Octreotide is a somatostatin analogue that inhibits release of gastrointestinal peptides, some of which may cause vasodilation. Subcutaneous doses given 30 minutes before a meal may be used to reduce postprandial orthostatic hypotension. Octreotide does not increase supine hypotension. Nausea and abdominal cramps may occur.

Prevention

Not all cases of hypotension are preventable, but taking the following steps can reduce the risk of developing the condition.

Water Intake: Drinking water helps combat dehydration and increases blood volume. In addition, dehydrating drinks like alcohol and coffee and triggers such as a high temperature environment must be avoided.

Compression stockings: These are elastic stockings that are commonly used to relieve pain and swelling of varicose veins and can reduce pooling of blood in the legs and, in certain cases, prevent hypotension.

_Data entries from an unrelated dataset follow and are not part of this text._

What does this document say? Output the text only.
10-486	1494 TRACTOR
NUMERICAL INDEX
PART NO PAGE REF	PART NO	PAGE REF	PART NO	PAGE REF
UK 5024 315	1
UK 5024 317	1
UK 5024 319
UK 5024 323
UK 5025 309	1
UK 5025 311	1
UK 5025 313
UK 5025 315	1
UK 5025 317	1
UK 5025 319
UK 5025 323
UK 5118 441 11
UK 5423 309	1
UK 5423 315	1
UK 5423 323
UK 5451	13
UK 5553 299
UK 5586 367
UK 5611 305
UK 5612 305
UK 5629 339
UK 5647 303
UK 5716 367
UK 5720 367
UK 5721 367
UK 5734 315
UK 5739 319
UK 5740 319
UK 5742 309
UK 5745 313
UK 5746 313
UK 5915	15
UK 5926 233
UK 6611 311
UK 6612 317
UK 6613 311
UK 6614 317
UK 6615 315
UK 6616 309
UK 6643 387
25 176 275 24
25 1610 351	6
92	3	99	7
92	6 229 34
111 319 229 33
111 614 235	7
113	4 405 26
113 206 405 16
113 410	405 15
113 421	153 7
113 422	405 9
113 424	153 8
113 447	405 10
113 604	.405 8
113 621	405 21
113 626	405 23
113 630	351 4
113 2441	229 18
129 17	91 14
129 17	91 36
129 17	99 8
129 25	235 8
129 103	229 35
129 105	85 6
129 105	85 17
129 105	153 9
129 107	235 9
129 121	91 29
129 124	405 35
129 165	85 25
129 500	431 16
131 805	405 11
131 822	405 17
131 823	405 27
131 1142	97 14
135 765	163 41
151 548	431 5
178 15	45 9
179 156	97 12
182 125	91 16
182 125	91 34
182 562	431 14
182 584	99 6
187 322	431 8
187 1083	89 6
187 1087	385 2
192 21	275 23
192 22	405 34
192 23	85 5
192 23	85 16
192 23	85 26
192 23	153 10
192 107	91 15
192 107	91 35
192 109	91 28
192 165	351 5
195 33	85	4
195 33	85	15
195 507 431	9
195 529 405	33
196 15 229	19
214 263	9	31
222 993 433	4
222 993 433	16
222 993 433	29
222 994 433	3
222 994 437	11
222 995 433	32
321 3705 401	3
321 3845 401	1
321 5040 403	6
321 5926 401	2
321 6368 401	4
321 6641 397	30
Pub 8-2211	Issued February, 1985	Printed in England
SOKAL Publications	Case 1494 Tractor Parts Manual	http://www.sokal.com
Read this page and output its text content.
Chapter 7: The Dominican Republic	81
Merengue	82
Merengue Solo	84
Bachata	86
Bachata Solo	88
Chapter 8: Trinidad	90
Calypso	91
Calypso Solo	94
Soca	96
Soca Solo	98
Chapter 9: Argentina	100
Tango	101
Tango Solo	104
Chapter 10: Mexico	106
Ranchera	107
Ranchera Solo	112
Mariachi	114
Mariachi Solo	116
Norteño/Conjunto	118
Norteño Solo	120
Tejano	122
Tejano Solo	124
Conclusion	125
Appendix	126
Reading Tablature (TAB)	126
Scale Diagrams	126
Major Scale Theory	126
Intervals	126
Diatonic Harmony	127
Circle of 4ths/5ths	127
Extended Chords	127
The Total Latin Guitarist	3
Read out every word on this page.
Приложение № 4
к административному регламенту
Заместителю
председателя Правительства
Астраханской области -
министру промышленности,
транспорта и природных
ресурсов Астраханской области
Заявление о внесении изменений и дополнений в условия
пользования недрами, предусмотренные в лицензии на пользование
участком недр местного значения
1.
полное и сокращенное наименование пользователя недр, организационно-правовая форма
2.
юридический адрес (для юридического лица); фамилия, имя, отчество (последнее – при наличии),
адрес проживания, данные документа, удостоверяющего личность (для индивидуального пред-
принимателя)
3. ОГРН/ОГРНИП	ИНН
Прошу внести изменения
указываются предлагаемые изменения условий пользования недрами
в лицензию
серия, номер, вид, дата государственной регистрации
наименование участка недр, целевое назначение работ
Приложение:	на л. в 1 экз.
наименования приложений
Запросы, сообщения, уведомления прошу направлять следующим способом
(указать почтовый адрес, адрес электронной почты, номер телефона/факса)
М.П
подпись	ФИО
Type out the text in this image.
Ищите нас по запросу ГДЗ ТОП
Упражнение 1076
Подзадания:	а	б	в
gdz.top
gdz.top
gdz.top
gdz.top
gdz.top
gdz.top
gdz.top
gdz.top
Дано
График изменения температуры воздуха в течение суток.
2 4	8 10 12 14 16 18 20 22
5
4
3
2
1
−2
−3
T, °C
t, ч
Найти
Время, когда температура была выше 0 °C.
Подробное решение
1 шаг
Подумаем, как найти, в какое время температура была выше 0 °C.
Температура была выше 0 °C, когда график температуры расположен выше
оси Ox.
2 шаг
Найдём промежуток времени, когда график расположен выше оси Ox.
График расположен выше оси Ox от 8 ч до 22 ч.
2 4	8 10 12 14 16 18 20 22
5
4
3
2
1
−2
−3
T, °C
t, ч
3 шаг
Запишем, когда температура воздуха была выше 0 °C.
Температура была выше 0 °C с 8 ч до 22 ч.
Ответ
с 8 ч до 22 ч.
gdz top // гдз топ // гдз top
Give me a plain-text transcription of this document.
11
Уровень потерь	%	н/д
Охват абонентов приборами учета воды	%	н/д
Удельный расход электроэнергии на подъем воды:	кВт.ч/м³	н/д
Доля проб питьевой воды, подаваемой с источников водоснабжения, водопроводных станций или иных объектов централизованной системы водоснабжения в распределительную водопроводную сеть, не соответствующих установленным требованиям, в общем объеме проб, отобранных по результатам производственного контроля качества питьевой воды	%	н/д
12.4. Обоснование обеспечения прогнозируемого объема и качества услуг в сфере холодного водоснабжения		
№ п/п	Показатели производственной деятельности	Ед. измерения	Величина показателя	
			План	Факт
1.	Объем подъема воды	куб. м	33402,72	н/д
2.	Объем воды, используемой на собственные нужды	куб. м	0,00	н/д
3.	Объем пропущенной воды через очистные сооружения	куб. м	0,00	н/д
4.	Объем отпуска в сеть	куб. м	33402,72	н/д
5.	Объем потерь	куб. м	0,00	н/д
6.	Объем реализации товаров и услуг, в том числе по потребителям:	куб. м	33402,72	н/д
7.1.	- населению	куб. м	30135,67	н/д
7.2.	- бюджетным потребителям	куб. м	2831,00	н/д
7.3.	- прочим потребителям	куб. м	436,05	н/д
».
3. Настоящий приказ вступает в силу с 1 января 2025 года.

Body positions: Patients should sit up and breathe deeply as they get out of bed in the morning or when standing up from a sitting position. Dorsiflexing their feet first and even crossing the legs while upright can be helpful.

REFERENCES

1. Feldstein C, Weder AB. Orthostatic hypotension: a common, serious and underrecognized problem in hospitalized patients. J Am Soc Hypertens. 2012;6(1):27-39.
2. Logan IC, Witham MD. Efficacy of treatments for orthostatic hypotension: a systematic review. Age Ageing. 2012;41(5):587-594.
3. Fedorowski A, Melander O. Syndromes of orthostatic intolerance: a hidden danger. J Intern Med. 2013;273(4):322-335.
4. Lanier JB, Mote MB, Clay EC. Evaluation and management of orthostatic hypotension. Am Fam Physician. 2011;84(5):527-536.
5. Sathvapalan T, Aye MM, Atkin SL. Postural hypotension. BMJ. 2011;16;342-348.
6. Luciano GL, Brennan MJ, Rothberg MB. Postprandial hypotension. Am J Med. 2010; 123(3): 281-286.
7. Raj SR, Koshman ML, Sheldon RS. Outcome of patients with dual-chamber pacemakers implanted for the prevention of neurally mediated syncope. Am J Cardiol. 2003;91(5):565-569.
8. Kearney F, Moore A. Pharmacological options in the management of orthostatic hypotension in older adults. Expert Rev Cardiovasc Ther. 2009;7(11):1395-1400.
9. Prakash S, Garg AX, Heidenheim AP, et al. Midodrine appears to be safe and effective for dialysis-induced hypotension: a systematic review. Nephrol Dial Transplant. 2004;19(10):2553-2558.
10. Dellinger RP, Levy MM, Rhodes A, et al. Surviving sepsis campaign: international guidelines for management of severe sepsis and septic shock. Crit Care Med. 2013;41(2):580-637.